Melissa Moore

Personal information
- Birth name: Melissa Liston
- Date of birth: July 17, 1975 (age 49)
- Place of birth: Van Nuys, California, United States
- Position(s): Goalkeeper

College career
- Years: Team / Apps / (Gls)
- 1993–1996: New Mexico Lobos / 68 / (0)

Senior career*
- Years: Team / Apps / (Gls)
- 2001: San Diego Spirit
- 2001–2003: Philadelphia Charge / 43 / (0)

= Melissa Moore (soccer) =

American soccer player (born 1975)

Melissa Moore (born July 17, 1975) is a retired American soccer player who played for the Philadelphia Charge as a goalkeeper. Widely recognized as one of the league's top goalkeepers, Moore played professionally for the Charge during the Women's United Soccer Association's entire three-year run. During her college career, she started in 68 games for the University of New Mexico Lobos.

== Early life and education ==
Born Melissa Liston in Van Nuys, she attended Bonita High School in La Verne, California. She initially joined the Bonita varsity soccer team as a freshman midfielder, but switched to goalkeeper from her sophomore year onward. In February 1993, she was named to PARADE's All-America High School Girls Soccer Team. In addition to soccer, she played volleyball, swam, ran track, and played badminton.

She graduated from the University of New Mexico with a degree in psychology, and earned a master's degree in athletic administration at Illinois State University. At Illinois State, she worked as a graduate assistant coach for the women's soccer team.

== College career ==
In 1993, Liston signed with the University of New Mexico Lobos women's soccer team as its first varsity recruit. She was recruited by head coach Amy Allmann, a former player with the United States women's national soccer team (USWNT).

During UNM's first season, Liston was named a Far West All-American. At the end of their second season, she was named to the All-West Region second team, finishing second in the region with 130 saves, and a goals-against average of 1.64. In 1995, she was named to the UNM Athletics Hall of Honor as Female Athlete of the Year. By the time she graduated, she had set school records for total number of saves (438) and shutouts (18).

== Professional career ==
After completing her master's degree, Moore contacted the San Diego Spirit to inquire about a possible administrative position with the club which was starting in the new Women's United Soccer Association (WUSA) league, but was invited to a local tryout instead. In February 2001, she was invited to join the preseason roster as a walk-on player, making her one of three goalkeepers with the San Diego Spirit, including two international players: Ulrika Karlsson from Sweden and Jaime Pagliarulo from the USA.

During the WUSA spring training tournament, Moore impressed Philadelphia Charge coach Mark Krikorian, who signed her after she was waived. Soccer Digest later referred to Moore as "one of Krikorian's shrewdest acquisitions".

On April 22, 2001, Moore started in goal for the Philadelphia Charge, playing against the San Diego Spirit their inaugural match.
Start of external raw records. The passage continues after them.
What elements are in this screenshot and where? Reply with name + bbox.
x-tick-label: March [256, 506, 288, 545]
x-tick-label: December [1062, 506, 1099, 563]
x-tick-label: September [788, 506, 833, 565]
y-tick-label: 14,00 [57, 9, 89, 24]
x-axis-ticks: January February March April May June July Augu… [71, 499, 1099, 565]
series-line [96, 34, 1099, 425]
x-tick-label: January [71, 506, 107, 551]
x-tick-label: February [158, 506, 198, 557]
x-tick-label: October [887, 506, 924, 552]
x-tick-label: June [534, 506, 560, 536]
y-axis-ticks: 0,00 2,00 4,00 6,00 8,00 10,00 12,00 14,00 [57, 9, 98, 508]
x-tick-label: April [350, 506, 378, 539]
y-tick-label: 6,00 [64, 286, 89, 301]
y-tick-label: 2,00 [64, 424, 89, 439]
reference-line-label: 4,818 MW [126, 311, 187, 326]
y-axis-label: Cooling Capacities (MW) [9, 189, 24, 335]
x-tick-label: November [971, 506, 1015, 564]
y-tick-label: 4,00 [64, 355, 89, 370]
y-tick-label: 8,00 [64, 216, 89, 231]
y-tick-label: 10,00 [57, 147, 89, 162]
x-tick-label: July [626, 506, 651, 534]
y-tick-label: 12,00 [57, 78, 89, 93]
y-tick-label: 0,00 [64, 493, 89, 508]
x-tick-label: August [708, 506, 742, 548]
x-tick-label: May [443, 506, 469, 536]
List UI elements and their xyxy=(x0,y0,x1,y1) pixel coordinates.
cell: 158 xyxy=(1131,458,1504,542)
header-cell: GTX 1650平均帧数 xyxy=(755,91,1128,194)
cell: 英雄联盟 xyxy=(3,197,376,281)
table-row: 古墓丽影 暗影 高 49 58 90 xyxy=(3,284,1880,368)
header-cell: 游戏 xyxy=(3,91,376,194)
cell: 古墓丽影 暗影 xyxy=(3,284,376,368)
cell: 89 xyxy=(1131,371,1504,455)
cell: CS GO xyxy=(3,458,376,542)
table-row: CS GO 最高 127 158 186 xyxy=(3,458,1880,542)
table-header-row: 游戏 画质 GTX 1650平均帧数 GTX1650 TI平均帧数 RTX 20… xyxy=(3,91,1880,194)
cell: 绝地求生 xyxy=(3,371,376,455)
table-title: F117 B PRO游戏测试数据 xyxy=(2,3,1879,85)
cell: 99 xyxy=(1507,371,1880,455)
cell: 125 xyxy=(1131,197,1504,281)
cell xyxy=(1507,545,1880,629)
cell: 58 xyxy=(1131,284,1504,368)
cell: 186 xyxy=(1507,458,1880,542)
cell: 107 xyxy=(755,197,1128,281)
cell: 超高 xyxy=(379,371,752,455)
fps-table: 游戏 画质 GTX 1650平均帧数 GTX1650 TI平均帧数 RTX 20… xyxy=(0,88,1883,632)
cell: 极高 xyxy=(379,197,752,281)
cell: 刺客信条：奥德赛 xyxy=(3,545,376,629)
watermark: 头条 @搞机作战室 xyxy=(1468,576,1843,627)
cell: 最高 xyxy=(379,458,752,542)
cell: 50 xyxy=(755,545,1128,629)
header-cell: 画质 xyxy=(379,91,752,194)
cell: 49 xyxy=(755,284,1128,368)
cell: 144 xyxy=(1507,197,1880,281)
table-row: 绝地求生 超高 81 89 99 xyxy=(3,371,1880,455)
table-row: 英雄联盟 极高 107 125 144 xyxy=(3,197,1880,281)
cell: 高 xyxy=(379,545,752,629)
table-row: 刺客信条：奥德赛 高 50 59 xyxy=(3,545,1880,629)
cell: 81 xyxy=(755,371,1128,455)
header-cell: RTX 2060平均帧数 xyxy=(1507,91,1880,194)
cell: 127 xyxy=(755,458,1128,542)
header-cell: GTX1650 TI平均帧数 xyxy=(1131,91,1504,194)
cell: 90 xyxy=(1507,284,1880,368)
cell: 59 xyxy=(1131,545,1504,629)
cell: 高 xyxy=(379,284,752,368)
She proceeded to shut out her former teammates 2–0 in front of a sell-out crowd of 6,155 at Torero Stadium, in what The San Diego Union Tribune called the WUSA's "first fairy tale". She pulled off a second shutout against the Spirit when the two teams met again later that season. Moore started in 9 matches that year with a 5–3–1 record, allowing only 1.01 goals per game, but was sidelined for part of the season due to injury. Her performance during the playoffs was said to be "shaky".

During her second season, Moore was widely recognized as one of the top goalkeepers in the league, leading what Soccer Digest called "a nearly impenetrable defense". Moore started in all but one game, with a record of 11–3–6, bringing the Philadelphia Charge within one game of securing the top position within the WUSA during the regular season, and helping them secure a place in the playoffs. She had the best goals-against average in the league (1.0), had the second highest save percentage (78.18%), and made the third most saves (86).

Ahead of the WUSA's third and final season, the Philadelphia Charge's top draft pick was University of Washington goalkeeper Hope Solo; USA Today commented that the Charge had "[set] up an interesting situation for the starting spot." While competition between Moore and Solo was intense, Moore remained the Charge's "usual" starting goalkeeper for most of the season.

== International career ==
Moore trained with the United States women's national soccer team in 1996.

== Personal life ==
As of July 2001, Moore was one of only two Philadelphia Charge players who was married. She was featured along with midfielder Michelle Demko in The Makeover Story, which premiered on The Learning Channel in October 2001.